I have found most people in my new suburban setting suburb to be mind-numbingly dull, but...I have had to pick up a grand total of four pieces of litter in the past 15 months, I forgot what a car alarm sounds like, and I couldn't even tell you the local PD's non-emergency phone number.

Anyway, as trite and cliche as it may sound, you fought the good fight. Enjoy the peace and quiet, friend.

"In Art and Labor" (har!)
Mr. Clean

Greg Forester said...

Hi Chrissy -

It's Greg Forester. I hope everything works out...I can't feign understanding of relationship issues like this but it sounds like you accept the situation, and that seems like a good thing.

Living in Philly is great, but I miss the civic involvement of Trenton, and the city itself.
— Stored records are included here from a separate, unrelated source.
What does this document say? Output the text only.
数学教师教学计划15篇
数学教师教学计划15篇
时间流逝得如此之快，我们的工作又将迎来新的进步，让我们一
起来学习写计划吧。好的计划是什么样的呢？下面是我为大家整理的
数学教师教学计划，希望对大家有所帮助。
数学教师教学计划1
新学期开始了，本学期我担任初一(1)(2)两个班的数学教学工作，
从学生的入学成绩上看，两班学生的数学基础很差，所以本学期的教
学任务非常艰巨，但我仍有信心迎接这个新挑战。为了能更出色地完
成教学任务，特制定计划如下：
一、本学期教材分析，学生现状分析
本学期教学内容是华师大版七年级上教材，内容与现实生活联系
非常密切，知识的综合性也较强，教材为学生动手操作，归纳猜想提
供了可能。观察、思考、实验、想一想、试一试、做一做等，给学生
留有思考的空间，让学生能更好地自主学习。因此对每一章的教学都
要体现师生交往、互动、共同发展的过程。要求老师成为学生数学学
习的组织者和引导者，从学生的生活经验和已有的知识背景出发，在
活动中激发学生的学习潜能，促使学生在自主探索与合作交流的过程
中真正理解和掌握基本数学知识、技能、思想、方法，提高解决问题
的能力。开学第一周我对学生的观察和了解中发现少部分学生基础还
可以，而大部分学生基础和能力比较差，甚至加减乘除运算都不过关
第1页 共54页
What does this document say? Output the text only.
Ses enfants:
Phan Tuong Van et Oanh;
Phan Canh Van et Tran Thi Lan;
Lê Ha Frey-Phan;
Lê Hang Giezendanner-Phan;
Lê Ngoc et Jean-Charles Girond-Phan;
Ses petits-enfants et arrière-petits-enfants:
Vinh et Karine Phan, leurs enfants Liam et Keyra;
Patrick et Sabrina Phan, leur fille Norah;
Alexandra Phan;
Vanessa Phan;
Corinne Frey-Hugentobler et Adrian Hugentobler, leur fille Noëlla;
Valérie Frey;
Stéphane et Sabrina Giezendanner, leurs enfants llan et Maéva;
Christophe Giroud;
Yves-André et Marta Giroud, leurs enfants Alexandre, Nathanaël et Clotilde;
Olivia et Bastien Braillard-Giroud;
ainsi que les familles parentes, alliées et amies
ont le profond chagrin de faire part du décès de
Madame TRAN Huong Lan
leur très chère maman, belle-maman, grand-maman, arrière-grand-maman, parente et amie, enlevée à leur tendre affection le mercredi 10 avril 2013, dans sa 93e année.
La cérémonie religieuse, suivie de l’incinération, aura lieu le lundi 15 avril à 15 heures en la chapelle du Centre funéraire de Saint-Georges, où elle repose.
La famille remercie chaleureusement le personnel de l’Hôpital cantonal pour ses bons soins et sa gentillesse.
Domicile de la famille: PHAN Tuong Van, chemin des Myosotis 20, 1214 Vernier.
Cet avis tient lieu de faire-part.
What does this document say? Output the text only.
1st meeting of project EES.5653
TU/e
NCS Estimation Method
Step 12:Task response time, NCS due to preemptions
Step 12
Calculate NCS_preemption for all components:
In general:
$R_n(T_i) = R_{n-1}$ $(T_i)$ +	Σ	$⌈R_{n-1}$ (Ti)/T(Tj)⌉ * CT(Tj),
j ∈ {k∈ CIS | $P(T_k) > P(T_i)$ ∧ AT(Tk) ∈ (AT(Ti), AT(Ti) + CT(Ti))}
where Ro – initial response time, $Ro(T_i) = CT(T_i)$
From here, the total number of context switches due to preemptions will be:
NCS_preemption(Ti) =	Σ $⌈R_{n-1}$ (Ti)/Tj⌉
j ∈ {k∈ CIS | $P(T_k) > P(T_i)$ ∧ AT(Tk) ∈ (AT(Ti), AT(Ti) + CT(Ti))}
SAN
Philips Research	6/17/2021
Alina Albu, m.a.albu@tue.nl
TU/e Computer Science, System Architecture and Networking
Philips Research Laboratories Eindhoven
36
I remember when I chose my apartment in Port Richmond, Nabila (who moved home to work in a judicial clerkship) said "I hate this neighborhood ... and I know why you picked it --- it looks like f-ing Trenton."

It's fine --- I am definitely tied in with this much larger city's major issues. I have fallen in love with Philly's number-one characteristic: grit...that spans all the diverse peoples who live here. But the sheer size of the city prevents making a difference in the same way that is possible in Trenton.

Trenton's problems always seemed to bring out the best in the people I associated with in tackling civic matters. Piggy-backing on Mr Clean's comments, I met some of the most impressive, caring people there.

Reflecting on the burbs, the irony is that you don't get as much civic interaction because there just aren't as many glaring, mind-wrenching problems to rally the populace into action. So I guess the silver-lining of issues with quality of life and municipal government are benefits in terms of direct civic experience with driven, dedicated citizens like yourself!

Converns about children, employment, and personal safety probably outweigh the invigoration afforded by civic involvement...but it's still something I miss, and wonder about as I watch old Polish ladies go about their business on my street in Port Richmond.

Best wishes in Hamilton. You are talented and creative and I am sure everything will work out for you.